Legba et Fa sont les deux faces d’une même pièce : si Fa représente la loi, Legba en incarne la transgression. Du fait de sa position liminale, il en est simultanément un « gardien » et la cause de toutes les dérives, la concentration de tous les mauvais affects et pulsions qui poussent à violer les règles. Proche de la figure universelle du renard – trickster, Legba n’a pas vraiment de maitre.
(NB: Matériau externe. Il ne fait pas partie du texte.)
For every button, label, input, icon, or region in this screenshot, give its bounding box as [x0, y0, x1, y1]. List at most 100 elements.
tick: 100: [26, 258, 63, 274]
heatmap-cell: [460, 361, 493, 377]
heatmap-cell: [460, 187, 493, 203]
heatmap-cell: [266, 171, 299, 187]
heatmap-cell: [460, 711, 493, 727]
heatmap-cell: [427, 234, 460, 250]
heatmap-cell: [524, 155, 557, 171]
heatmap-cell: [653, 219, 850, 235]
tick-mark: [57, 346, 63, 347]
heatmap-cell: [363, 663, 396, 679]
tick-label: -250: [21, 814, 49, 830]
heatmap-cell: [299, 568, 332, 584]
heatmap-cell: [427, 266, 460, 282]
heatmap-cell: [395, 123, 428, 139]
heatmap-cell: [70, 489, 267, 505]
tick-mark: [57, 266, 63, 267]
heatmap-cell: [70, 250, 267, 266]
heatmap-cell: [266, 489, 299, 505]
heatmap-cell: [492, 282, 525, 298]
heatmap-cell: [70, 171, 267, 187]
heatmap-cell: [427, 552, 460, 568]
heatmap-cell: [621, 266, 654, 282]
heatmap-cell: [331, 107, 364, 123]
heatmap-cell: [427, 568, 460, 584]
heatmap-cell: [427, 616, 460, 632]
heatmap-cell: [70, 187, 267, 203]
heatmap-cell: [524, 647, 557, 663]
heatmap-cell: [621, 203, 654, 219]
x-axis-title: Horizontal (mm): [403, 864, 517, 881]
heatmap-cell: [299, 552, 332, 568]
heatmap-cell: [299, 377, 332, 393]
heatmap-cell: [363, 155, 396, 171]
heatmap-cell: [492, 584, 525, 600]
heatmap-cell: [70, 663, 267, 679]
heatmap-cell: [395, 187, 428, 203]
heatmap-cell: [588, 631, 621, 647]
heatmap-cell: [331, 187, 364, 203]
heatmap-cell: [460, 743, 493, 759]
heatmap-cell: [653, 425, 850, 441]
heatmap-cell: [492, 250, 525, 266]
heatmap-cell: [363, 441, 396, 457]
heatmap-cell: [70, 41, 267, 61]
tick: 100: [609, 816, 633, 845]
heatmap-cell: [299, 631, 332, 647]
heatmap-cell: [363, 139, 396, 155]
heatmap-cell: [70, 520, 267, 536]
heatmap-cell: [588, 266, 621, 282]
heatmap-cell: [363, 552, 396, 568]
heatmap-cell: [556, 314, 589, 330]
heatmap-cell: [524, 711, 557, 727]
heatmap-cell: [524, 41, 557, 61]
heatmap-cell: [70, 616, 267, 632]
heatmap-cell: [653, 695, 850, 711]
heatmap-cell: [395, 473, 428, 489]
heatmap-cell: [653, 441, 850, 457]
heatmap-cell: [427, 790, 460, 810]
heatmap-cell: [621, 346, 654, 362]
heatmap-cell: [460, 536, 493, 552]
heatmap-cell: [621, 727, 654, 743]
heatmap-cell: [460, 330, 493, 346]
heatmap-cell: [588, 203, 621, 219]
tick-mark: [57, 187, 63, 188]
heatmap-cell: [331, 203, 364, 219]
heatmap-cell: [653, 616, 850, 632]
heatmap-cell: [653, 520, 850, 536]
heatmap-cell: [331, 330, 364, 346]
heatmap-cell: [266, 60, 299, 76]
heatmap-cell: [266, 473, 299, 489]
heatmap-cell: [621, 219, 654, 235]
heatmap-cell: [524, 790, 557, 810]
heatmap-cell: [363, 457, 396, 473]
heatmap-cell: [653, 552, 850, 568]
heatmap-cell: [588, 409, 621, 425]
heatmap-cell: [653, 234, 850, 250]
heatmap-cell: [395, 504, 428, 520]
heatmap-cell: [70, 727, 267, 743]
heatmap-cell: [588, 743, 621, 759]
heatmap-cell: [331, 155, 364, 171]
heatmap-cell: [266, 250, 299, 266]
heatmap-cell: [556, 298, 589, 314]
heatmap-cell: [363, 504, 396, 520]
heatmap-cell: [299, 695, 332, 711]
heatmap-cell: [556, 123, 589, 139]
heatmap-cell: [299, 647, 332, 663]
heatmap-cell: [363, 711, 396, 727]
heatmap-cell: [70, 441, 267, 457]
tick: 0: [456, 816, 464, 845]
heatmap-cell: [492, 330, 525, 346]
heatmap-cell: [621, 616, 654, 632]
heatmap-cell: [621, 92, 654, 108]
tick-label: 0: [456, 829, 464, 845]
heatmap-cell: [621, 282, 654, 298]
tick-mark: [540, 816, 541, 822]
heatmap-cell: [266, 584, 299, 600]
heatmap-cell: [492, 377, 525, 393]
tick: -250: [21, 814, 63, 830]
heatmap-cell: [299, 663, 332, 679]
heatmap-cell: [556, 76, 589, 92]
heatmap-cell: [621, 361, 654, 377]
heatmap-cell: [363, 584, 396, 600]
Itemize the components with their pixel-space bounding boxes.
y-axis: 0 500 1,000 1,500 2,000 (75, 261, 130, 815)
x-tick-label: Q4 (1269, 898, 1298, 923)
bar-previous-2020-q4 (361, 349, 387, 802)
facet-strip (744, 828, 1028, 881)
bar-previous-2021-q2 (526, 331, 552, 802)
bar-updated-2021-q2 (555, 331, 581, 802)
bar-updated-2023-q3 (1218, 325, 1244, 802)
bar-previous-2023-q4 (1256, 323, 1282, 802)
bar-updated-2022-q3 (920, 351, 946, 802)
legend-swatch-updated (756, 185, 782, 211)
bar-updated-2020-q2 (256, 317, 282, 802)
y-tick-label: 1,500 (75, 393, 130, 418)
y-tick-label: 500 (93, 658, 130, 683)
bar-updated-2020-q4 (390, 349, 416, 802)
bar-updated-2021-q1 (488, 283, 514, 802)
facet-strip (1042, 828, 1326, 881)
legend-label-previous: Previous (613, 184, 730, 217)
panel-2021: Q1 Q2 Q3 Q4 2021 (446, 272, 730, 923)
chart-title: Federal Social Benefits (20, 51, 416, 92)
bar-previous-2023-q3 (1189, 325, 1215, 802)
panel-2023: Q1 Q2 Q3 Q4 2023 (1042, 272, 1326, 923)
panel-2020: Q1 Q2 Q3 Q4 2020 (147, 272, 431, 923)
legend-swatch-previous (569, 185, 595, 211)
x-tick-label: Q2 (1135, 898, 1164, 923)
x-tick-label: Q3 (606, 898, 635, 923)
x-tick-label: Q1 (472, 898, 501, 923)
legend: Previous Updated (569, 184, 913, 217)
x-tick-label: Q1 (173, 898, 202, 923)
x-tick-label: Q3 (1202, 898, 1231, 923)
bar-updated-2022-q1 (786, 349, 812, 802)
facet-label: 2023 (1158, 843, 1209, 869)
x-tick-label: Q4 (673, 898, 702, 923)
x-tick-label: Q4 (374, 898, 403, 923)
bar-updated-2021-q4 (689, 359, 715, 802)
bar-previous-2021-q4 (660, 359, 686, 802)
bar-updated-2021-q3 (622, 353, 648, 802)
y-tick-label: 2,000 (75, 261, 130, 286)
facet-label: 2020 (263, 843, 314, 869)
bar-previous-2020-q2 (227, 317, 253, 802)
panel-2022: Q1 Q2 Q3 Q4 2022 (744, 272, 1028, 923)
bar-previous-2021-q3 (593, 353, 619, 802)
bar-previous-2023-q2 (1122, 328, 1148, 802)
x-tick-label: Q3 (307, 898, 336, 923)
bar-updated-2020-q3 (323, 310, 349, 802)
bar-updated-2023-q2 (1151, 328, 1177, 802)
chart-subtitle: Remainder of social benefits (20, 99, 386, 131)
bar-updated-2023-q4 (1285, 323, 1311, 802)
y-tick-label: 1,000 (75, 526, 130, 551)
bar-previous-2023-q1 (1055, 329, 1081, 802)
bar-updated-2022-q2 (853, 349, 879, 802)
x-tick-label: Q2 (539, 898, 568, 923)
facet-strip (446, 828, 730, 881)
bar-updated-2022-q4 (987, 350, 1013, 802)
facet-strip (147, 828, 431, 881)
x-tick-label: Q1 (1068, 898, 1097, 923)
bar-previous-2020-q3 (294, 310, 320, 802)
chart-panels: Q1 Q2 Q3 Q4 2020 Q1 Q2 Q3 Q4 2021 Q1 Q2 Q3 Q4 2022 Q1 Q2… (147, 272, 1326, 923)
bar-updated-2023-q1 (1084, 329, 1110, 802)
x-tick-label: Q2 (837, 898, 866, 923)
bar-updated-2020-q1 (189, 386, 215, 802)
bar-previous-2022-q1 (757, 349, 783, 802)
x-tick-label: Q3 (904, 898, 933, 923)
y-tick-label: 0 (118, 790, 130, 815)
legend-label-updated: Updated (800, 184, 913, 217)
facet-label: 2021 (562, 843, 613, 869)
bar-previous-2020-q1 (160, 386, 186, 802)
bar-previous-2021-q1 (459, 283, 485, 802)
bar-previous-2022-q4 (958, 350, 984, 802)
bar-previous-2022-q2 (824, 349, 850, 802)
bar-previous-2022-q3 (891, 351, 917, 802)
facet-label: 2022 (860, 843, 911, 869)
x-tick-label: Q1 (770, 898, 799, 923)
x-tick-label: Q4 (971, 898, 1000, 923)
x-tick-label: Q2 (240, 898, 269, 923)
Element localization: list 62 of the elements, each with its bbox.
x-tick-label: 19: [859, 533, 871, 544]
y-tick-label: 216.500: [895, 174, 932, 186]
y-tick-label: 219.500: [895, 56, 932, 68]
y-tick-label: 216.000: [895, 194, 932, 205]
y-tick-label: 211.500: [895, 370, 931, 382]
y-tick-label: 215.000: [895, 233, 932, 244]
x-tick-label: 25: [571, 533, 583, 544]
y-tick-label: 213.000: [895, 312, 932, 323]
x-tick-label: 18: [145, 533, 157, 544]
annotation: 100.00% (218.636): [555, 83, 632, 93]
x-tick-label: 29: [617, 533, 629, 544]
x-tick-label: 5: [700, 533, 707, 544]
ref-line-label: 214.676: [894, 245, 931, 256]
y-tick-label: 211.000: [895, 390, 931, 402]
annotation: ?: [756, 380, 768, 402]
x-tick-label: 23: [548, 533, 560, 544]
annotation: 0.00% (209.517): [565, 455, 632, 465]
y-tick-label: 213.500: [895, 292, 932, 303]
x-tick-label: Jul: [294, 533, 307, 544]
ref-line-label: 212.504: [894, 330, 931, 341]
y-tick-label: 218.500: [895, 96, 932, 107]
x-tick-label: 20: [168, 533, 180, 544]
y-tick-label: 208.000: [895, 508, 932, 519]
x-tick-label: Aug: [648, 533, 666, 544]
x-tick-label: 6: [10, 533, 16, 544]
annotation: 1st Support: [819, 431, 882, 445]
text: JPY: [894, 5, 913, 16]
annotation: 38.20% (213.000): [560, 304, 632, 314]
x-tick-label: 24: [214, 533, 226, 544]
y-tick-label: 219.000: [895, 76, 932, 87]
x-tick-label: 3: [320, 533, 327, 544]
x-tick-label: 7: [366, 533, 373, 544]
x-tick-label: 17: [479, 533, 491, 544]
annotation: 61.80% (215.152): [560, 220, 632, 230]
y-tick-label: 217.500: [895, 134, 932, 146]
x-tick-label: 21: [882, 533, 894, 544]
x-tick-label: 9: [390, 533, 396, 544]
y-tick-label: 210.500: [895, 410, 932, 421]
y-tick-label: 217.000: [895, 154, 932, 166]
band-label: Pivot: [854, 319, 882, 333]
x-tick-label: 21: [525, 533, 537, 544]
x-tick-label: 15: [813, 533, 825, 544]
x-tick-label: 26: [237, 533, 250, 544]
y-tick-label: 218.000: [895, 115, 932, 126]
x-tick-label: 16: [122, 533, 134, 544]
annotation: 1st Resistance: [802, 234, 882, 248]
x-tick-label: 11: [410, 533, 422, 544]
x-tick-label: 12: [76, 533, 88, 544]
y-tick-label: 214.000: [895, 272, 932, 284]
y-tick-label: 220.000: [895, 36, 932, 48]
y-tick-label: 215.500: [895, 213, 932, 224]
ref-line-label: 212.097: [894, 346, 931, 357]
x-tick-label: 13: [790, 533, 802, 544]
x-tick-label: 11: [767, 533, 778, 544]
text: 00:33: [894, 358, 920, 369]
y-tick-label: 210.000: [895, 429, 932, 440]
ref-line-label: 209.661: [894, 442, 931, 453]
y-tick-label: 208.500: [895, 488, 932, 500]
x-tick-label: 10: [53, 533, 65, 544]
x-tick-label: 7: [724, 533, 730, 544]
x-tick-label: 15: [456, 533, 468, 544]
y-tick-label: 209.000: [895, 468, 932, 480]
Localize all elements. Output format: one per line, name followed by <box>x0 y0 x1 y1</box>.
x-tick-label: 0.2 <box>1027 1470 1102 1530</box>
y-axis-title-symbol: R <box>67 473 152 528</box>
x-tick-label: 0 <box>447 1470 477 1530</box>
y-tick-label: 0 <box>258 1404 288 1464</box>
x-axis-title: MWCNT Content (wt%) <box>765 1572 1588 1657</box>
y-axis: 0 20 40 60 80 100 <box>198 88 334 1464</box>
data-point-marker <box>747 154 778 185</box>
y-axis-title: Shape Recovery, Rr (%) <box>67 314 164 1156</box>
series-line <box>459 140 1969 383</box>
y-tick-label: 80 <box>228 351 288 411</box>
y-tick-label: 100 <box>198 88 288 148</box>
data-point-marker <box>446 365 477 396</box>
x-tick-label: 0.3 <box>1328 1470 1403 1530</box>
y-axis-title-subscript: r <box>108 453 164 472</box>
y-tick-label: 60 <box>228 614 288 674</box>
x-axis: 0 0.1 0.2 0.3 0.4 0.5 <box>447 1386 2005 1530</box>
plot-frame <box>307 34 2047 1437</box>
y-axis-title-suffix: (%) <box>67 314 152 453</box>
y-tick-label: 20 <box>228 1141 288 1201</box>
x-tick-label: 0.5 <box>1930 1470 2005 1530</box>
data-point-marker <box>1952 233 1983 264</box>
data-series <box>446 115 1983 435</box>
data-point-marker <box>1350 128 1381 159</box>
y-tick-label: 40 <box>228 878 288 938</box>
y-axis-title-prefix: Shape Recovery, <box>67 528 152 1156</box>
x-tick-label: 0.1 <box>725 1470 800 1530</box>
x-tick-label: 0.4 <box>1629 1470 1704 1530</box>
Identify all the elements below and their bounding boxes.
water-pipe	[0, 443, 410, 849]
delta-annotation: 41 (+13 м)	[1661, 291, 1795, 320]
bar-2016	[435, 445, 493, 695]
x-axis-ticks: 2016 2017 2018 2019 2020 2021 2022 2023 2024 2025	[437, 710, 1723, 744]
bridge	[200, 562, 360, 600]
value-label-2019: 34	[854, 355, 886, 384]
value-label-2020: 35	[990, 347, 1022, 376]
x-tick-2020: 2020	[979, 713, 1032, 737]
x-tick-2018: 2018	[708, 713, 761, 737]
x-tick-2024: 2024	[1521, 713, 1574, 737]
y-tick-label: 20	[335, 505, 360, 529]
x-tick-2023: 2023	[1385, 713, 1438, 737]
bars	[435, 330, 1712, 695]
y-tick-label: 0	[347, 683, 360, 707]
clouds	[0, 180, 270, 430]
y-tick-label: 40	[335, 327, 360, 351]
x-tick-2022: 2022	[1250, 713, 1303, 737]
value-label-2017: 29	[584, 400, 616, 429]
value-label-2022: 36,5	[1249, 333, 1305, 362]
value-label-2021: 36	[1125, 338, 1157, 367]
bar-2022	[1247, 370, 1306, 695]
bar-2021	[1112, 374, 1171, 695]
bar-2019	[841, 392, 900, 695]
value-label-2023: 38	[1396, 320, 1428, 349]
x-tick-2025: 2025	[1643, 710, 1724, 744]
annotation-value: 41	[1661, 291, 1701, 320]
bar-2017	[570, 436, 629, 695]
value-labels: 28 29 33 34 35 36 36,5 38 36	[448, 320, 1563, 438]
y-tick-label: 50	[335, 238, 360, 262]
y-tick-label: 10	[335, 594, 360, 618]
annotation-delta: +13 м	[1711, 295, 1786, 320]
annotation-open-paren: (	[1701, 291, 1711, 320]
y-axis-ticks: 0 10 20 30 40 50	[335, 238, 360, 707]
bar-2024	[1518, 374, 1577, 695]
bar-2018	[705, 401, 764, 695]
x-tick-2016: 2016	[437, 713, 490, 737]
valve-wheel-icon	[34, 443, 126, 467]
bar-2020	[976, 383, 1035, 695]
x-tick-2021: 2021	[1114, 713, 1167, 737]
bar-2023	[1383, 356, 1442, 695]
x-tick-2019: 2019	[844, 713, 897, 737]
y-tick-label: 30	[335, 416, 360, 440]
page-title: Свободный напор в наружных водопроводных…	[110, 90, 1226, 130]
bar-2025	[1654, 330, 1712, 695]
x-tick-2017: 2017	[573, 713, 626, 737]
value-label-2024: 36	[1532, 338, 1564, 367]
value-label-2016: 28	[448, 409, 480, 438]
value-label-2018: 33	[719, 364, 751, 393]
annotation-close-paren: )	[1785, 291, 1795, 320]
Appelé Elegbara, Eshu-Elegbara, Esu-Bara, ou encore Eshu par les Nagos ou les Yorubas, ce messager entre les dieux et les hommes est difficile à cerner, tant il est vrai que la variété de ses représentations et fonctions ménage moult contradictions. La propriété de Legba est en effet d’être multiple et insaisissable, aussi bien dans son nom, dans ses formes, dans ses attributs, dans ses fonctions que dans son mythe. Un des nombreux récits de Legba raconte l’histoire suivante : à l’origine des temps, Legba, le chien et d’autres vodous vivaient en bonne entente, chacun respectant son domaine de compétence sans empiéter sur celui de l’autre. Mais Legba finit par être jaloux des pouvoirs du chien, capable de voir le monde invisible ; aussi consulta-t-il l’oracle Fa afin qu’il l’aide à acquérir les pouvoirs de l’animal. C’est ainsi que Legba tendit un piège au chien en l’invitant à dîner chez lui. Au moment où le chien lui précisa ce qu’il a envie de manger (comme la coutume le veut), Legba dit que son ventre (factice) contenait précisément ce dont il a envie. Pour le prouver, l’épouse de Legba l’éventra et fit apparaitre le plat demandé sous les yeux ahuris du convive. Le chien à son tour, se pensant aussi malin que Legba, convia son rival et répéta le même scénario. Mais le miracle ne se reproduisit pas, le chien tomba inerte, noyé dans son propre sang. Avant qu’il ait le temps de comprendre son erreur, Legba lui trancha la tête et la posa sur la sienne. Depuis ce jour, Legba, ce malicieux, est capable de voir le monde invisible.